子どもの発熱はなぜ起こるの?
子どもの発熱は、多くの保護者が最初に直面する健康上の悩みのひとつです。発熱とは、一般的に体温が37.5℃以上になった状態を指します。発熱そのものは病気ではなく、ウイルスや細菌などの外敵と戦うための体の防御反応です。
発熱の主な原因
- ウイルス感染症:風邪(上気道炎)、インフルエンザ、RSウイルス感染症など
- 細菌感染症:扁桃炎、中耳炎、尿路感染症など
- 突発性発疹:生後6か月〜1歳頃に多く、高熱が3〜4日続いたあと発疹が出る
- 予防接種後の反応:接種後1〜2日以内に一時的に発熱することがある
すぐに救急・病院へ行くべきサイン
以下の症状がある場合は、すぐに医療機関を受診してください。
- 生後3か月未満の赤ちゃんが38℃以上の発熱
- 意識がもうろうとしている、呼びかけに反応しない
- けいれんが起きている(熱性けいれんを含む)
- 呼吸が苦しそう、唇が紫色になっている
- 水分が全くとれず、おしっこが6〜8時間以上出ていない
- 首がかたい、光をひどく嫌がる(髄膜炎の疑い)
自宅でできるケアのポイント
水分補給が最優先
発熱中は汗をかいて脱水になりやすいため、こまめな水分補給が非常に重要です。

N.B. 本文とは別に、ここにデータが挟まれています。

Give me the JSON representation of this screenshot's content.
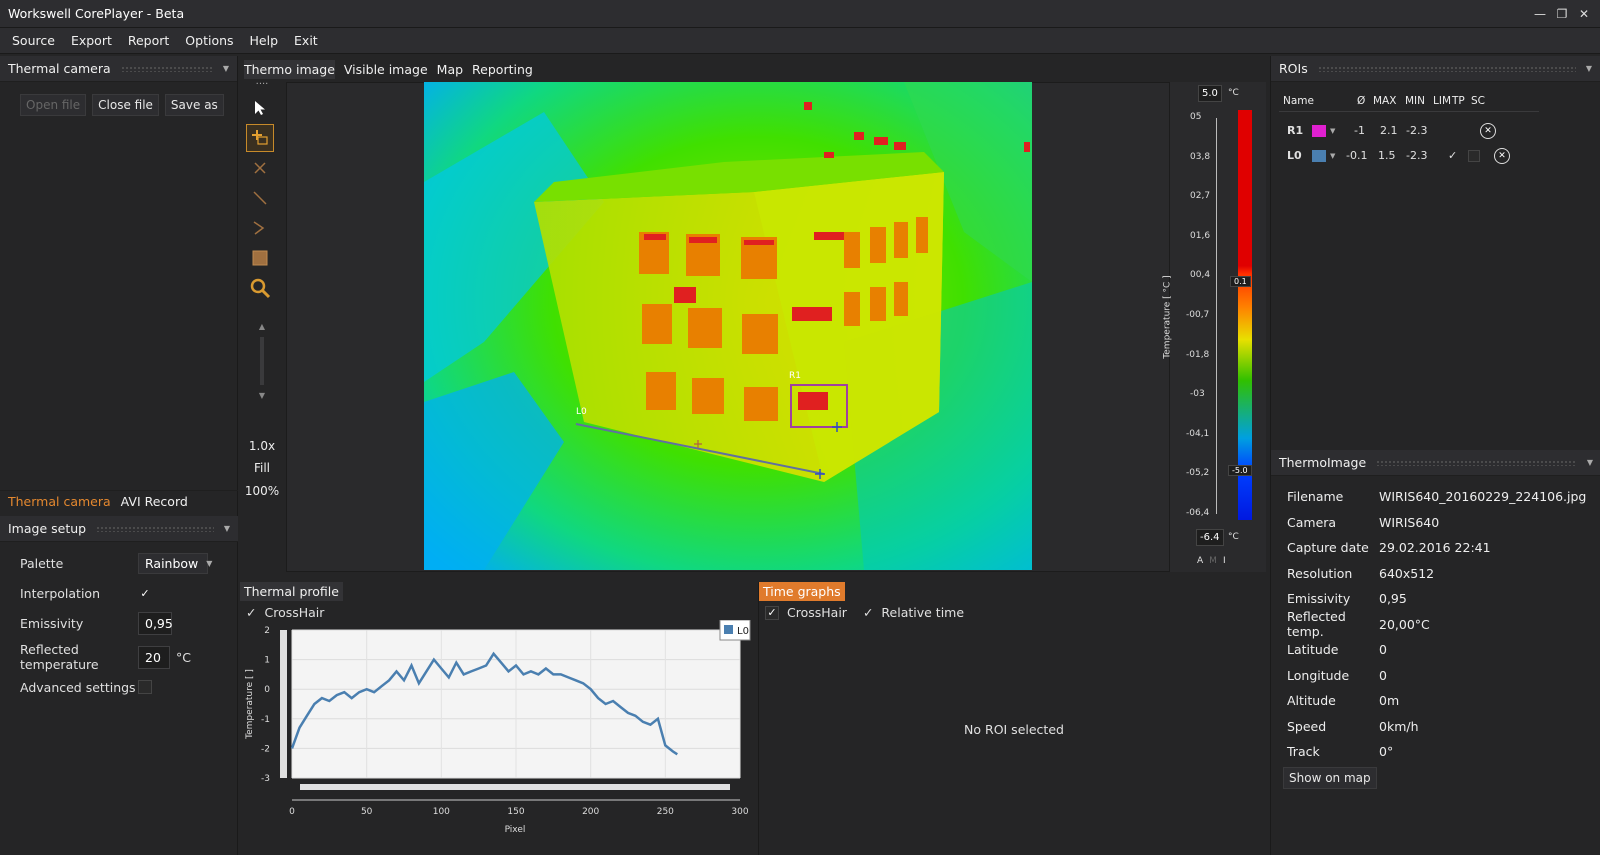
{
  "window": {
    "title": "Workswell CorePlayer - Beta"
  },
  "menu": [
    "Source",
    "Export",
    "Report",
    "Options",
    "Help",
    "Exit"
  ],
  "left": {
    "panel_title": "Thermal camera",
    "buttons": {
      "open": "Open file",
      "close": "Close file",
      "save": "Save as"
    },
    "tabs": [
      "Thermal camera",
      "AVI Record"
    ],
    "image_setup": {
      "title": "Image setup",
      "palette_label": "Palette",
      "palette_value": "Rainbow",
      "interpolation_label": "Interpolation",
      "emissivity_label": "Emissivity",
      "emissivity_value": "0,95",
      "reflected_label": "Reflected temperature",
      "reflected_value": "20",
      "reflected_unit": "°C",
      "advanced_label": "Advanced settings"
    }
  },
  "center": {
    "tabs": [
      "Thermo image",
      "Visible image",
      "Map",
      "Reporting"
    ],
    "zoom": "1.0x",
    "fill": "Fill",
    "percent": "100%",
    "roi_labels": {
      "r1": "R1",
      "l0": "L0"
    }
  },
  "scale": {
    "max": "5.0",
    "min": "-6.4",
    "unit": "°C",
    "upper_marker": "0.1",
    "lower_marker": "-5.0",
    "ticks": [
      "05",
      "03,8",
      "02,7",
      "01,6",
      "00,4",
      "-00,7",
      "-01,8",
      "-03",
      "-04,1",
      "-05,2",
      "-06,4"
    ],
    "axis_label": "Temperature [ °C ]",
    "modes": [
      "A",
      "M",
      "I"
    ]
  },
  "profile": {
    "tab": "Thermal profile",
    "crosshair": "CrossHair",
    "legend": "L0",
    "chart_data": {
      "type": "line",
      "xlabel": "Pixel",
      "ylabel": "Temperature [ ]",
      "xlim": [
        0,
        300
      ],
      "ylim": [
        -3,
        2
      ],
      "x_ticks": [
        "0",
        "50",
        "100",
        "150",
        "200",
        "250",
        "300"
      ],
      "y_ticks": [
        "2",
        "1",
        "0",
        "-1",
        "-2",
        "-3"
      ],
      "series": [
        {
          "name": "L0",
          "x": [
            0,
            5,
            10,
            15,
            20,
            25,
            30,
            35,
            40,
            45,
            50,
            55,
            60,
            65,
            70,
            75,
            80,
            85,
            90,
            95,
            100,
            105,
            110,
            115,
            120,
            125,
            130,
            135,
            140,
            145,
            150,
            155,
            160,
            165,
            170,
            175,
            180,
            185,
            190,
            195,
            200,
            205,
            210,
            215,
            220,
            225,
            230,
            235,
            240,
            245,
            250,
            255,
            258
          ],
          "values": [
            -2.0,
            -1.3,
            -0.9,
            -0.5,
            -0.3,
            -0.4,
            -0.2,
            -0.1,
            -0.3,
            -0.1,
            0.0,
            -0.1,
            0.1,
            0.3,
            0.6,
            0.3,
            0.8,
            0.2,
            0.6,
            1.0,
            0.7,
            0.4,
            0.9,
            0.5,
            0.6,
            0.7,
            0.8,
            1.2,
            0.9,
            0.6,
            0.8,
            0.5,
            0.6,
            0.5,
            0.7,
            0.5,
            0.5,
            0.4,
            0.3,
            0.2,
            0.0,
            -0.3,
            -0.5,
            -0.4,
            -0.6,
            -0.8,
            -0.9,
            -1.1,
            -1.2,
            -1.0,
            -1.9,
            -2.1,
            -2.2
          ]
        }
      ]
    }
  },
  "time_graphs": {
    "tab": "Time graphs",
    "crosshair": "CrossHair",
    "relative": "Relative time",
    "empty": "No ROI selected"
  },
  "rois": {
    "title": "ROIs",
    "columns": [
      "Name",
      "Ø",
      "MAX",
      "MIN",
      "LIM",
      "TP",
      "SC"
    ],
    "rows": [
      {
        "name": "R1",
        "color": "#e020d0",
        "avg": "-1",
        "max": "2.1",
        "min": "-2.3",
        "tp": "",
        "sc": ""
      },
      {
        "name": "L0",
        "color": "#4a7fb0",
        "avg": "-0.1",
        "max": "1.5",
        "min": "-2.3",
        "tp": "✓",
        "sc": ""
      }
    ]
  },
  "thermo_image": {
    "title": "ThermoImage",
    "fields": [
      {
        "k": "Filename",
        "v": "WIRIS640_20160229_224106.jpg"
      },
      {
        "k": "Camera",
        "v": "WIRIS640"
      },
      {
        "k": "Capture date",
        "v": "29.02.2016 22:41"
      },
      {
        "k": "Resolution",
        "v": "640x512"
      },
      {
        "k": "Emissivity",
        "v": "0,95"
      },
      {
        "k": "Reflected temp.",
        "v": "20,00°C"
      },
      {
        "k": "Latitude",
        "v": "0"
      },
      {
        "k": "Longitude",
        "v": "0"
      },
      {
        "k": "Altitude",
        "v": "0m"
      },
      {
        "k": "Speed",
        "v": "0km/h"
      },
      {
        "k": "Track",
        "v": "0°"
      }
    ],
    "show_map": "Show on map"
  },
  "colors": {
    "accent": "#e07b2c",
    "bg": "#252526",
    "line": "#4a7fb0"
  }
}
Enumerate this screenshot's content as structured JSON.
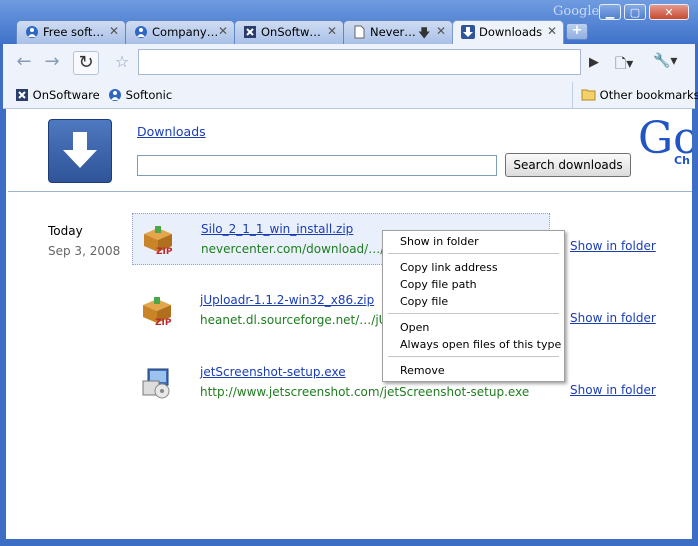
{
  "window": {
    "brand": "Google",
    "controls": [
      "minimize",
      "maximize",
      "close"
    ]
  },
  "tabs": [
    {
      "label": "Free soft…",
      "icon": "softonic-icon",
      "active": false
    },
    {
      "label": "Company…",
      "icon": "softonic-icon",
      "active": false
    },
    {
      "label": "OnSoftw…",
      "icon": "onsoftware-icon",
      "active": false
    },
    {
      "label": "Never…",
      "icon": "page-icon",
      "active": false,
      "downloading": true
    },
    {
      "label": "Downloads",
      "icon": "downloads-icon",
      "active": true
    }
  ],
  "toolbar": {
    "url": ""
  },
  "bookmarks": {
    "items": [
      {
        "label": "OnSoftware",
        "icon": "onsoftware-icon"
      },
      {
        "label": "Softonic",
        "icon": "softonic-icon"
      }
    ],
    "other": "Other bookmarks"
  },
  "page": {
    "title": "Downloads",
    "search_placeholder": "",
    "search_button": "Search downloads",
    "logo_text": "Go",
    "logo_sub": "Ch"
  },
  "date_group": {
    "label": "Today",
    "date": "Sep 3, 2008"
  },
  "downloads": [
    {
      "name": "Silo_2_1_1_win_install.zip",
      "url": "nevercenter.com/download/…/Sil",
      "action": "Show in folder",
      "icon": "zip-icon"
    },
    {
      "name": "jUploadr-1.1.2-win32_x86.zip",
      "url": "heanet.dl.sourceforge.net/…/jUpl",
      "action": "Show in folder",
      "icon": "zip-icon"
    },
    {
      "name": "jetScreenshot-setup.exe",
      "url": "http://www.jetscreenshot.com/jetScreenshot-setup.exe",
      "action": "Show in folder",
      "icon": "installer-icon"
    }
  ],
  "context_menu": {
    "items": [
      "Show in folder",
      "Copy link address",
      "Copy file path",
      "Copy file",
      "Open",
      "Always open files of this type",
      "Remove"
    ]
  },
  "colors": {
    "frame": "#3e72c9",
    "link": "#1a3db6",
    "url_green": "#1e7d1e"
  }
}
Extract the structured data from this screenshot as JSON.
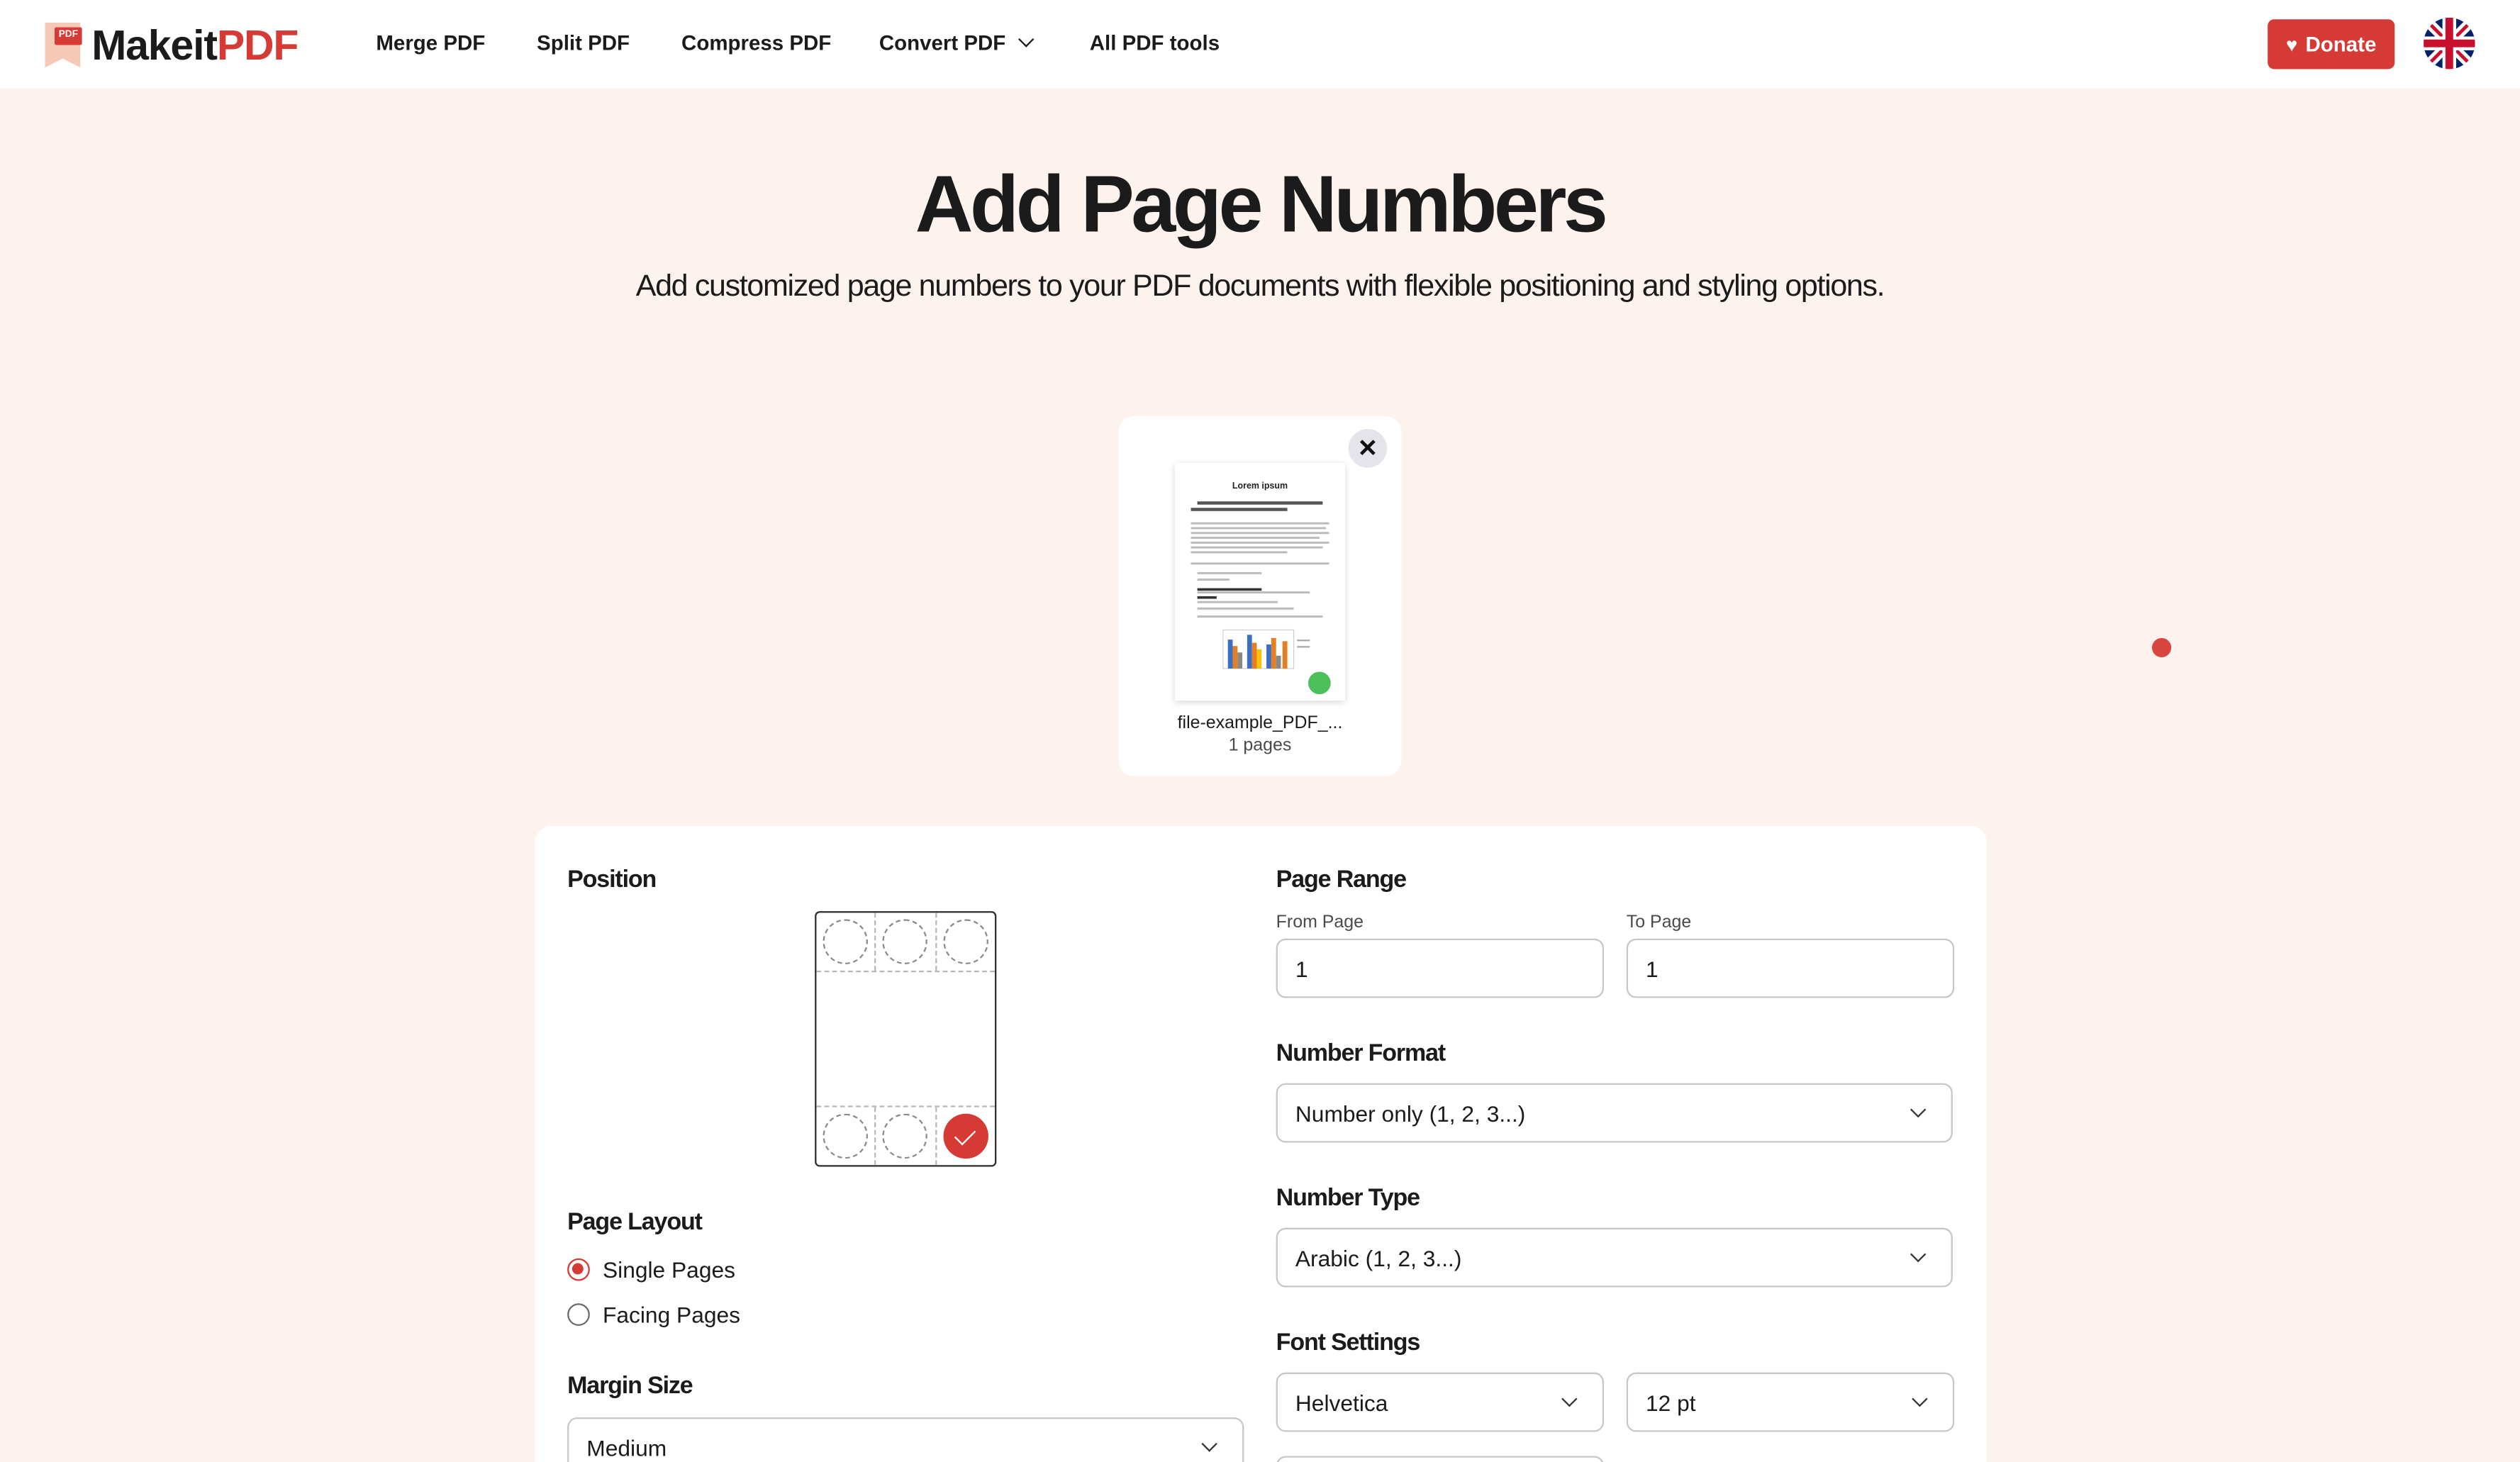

母乳・ミルク、経口補水液、麦茶などを少量ずつ頻繁に与えましょう。
衣服と室温の調整
寒気を感じているときは薄手の毛布などで保温し、熱が上がりきって顔が赤くなっていたら、厚着をさせず通気をよくしてあげましょう。室温は18〜22℃程度が目安です。
解熱剤の使い方
子ども用の解熱剤(アセトアミノフェン製剤)は、38.5℃以上で子どもが辛そうなときに使用します。ただし解熱剤は熱を下げる対症療法であり、病気そのものを治すものではありません。使用する場合は必ず医師・薬剤師に相談しましょう。
発熱のときに「してはいけないこと」
- アスピリン(アセチルサリチル酸)を子どもに使わない(ライ症候群のリスク)
- アルコールで体を拭かない
- 無理に食事を食べさせない
- 熱が下がっても、すぐに激しい外出・運動はさせない
まとめ:発熱は「状態を見極めること」が大切
発熱の数値だけでなく、子どもの顔色・機嫌・水分摂取の状況を総合的に見ることが重要です。熱が高くても元気に遊んでいれば様子を見られる場合もありますし、熱が低くても状態が悪ければ受診が必要です。迷ったときは、地域の「小児救急電話相談(#8000)」を活用しましょう。